1912 - Issue: He said: "And whoever makes a claim and mentions that his evidence is far from him, so the defendant swears, then the claimant produces his evidence, judgment shall be rendered based upon it, and the oath shall not remove the right."

Its general meaning is that if the claimant mentions that his evidence is far from him, or it is not possible for him to produce it, or he does not wish to present it, and he requests an oath from the defendant, the defendant is made to swear for him. If he swears, and then the claimant produces evidence, judgment is rendered in his favor. This is the opinion of Shurayh, al-Sha'bi, Malik, al-Thawri, al-Layth, al-Shafi'i, Abu Hanifa, Abu Yusuf, and Ishaq. It was narrated from Ibn Abi Layla and Dawud that his evidence is not heard; because the oath is the argument of the defendant, so the argument of the claimant is not heard after it, just as the oath of the defendant is not heard after the evidence of the claimant. Our position is the statement of Umar, may Allah be pleased with him: "Truthful evidence is dearer to me than a perjured oath." The apparent nature of this evidence is truth, and from its truthfulness follows the perjury of the preceding oath, so it takes precedence.
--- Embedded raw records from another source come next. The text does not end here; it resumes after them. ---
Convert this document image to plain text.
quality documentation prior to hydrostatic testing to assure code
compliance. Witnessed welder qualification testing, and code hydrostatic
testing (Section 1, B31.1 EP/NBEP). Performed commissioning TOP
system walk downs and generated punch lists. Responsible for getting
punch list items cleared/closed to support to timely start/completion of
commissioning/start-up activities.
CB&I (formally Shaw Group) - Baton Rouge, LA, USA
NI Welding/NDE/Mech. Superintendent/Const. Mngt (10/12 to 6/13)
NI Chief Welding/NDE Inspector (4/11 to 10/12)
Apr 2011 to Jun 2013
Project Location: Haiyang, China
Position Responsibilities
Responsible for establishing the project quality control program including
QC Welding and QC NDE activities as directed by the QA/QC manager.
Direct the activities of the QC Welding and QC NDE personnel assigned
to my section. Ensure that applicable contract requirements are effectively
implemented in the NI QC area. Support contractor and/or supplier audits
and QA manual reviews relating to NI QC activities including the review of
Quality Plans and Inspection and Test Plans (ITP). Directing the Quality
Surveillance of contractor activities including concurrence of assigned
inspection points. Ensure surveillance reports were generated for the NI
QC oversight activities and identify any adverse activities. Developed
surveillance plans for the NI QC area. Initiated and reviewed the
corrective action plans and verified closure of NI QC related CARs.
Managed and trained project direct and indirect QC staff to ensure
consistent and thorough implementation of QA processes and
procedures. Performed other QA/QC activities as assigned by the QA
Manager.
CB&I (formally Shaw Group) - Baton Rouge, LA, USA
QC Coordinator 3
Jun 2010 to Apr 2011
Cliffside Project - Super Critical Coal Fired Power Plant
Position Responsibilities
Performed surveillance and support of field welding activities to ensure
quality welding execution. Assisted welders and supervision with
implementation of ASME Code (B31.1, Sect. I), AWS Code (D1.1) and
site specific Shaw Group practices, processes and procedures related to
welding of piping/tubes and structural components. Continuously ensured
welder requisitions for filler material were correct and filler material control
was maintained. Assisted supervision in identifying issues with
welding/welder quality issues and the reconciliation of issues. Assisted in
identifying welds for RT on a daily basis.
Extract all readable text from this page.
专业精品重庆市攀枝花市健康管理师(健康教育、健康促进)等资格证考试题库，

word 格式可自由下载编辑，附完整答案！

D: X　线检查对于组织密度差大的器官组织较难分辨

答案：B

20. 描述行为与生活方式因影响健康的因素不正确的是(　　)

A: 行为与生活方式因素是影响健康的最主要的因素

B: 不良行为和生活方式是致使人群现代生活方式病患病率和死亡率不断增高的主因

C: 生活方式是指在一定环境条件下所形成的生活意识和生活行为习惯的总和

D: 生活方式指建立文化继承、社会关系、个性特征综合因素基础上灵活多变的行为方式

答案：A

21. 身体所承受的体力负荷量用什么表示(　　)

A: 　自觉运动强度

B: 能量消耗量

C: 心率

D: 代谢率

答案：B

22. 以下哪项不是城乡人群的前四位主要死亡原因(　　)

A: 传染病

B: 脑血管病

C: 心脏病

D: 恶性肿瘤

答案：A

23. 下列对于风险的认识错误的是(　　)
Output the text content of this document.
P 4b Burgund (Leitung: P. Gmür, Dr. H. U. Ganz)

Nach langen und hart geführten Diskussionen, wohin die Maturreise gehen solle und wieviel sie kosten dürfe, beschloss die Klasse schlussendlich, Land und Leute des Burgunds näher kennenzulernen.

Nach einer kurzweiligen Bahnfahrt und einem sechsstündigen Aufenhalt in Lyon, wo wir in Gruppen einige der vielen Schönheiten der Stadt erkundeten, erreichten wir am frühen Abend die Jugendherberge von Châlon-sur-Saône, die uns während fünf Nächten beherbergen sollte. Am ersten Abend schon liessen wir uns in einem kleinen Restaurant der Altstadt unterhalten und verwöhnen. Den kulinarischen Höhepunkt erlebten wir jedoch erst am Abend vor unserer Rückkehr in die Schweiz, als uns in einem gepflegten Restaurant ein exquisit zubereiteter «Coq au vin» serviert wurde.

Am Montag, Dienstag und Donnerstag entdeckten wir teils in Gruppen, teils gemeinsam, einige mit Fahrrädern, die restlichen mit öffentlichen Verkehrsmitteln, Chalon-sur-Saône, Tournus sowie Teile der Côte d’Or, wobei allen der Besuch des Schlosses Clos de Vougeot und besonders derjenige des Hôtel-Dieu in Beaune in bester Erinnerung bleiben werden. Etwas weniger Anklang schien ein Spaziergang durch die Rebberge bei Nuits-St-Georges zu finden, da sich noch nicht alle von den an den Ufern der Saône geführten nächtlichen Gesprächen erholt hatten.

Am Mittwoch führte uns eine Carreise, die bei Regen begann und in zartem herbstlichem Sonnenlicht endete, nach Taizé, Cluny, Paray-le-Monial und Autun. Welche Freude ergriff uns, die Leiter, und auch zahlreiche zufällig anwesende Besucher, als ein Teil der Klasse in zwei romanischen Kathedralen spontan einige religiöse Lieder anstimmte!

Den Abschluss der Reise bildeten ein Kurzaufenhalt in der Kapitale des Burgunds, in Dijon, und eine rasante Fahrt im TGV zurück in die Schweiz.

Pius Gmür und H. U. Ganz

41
And because in every situation in which a right becomes obligatory upon him through his acknowledgment, it becomes obligatory through evidence, just as before the oath; and what they mentioned is not valid, because evidence is the fundamental principle, and the oath is a substitute for it.

Notes

(26) Omitted from: The original. (27) Omitted from: A and M. (28) Omitted from: A. (1) In B: "nor". (2) Mentioned by Waki' from Shurayh, not from Umar, in Akhbar al-Qada' 2/342. (3) In B: "we mentioned it". In M: "they mentioned it".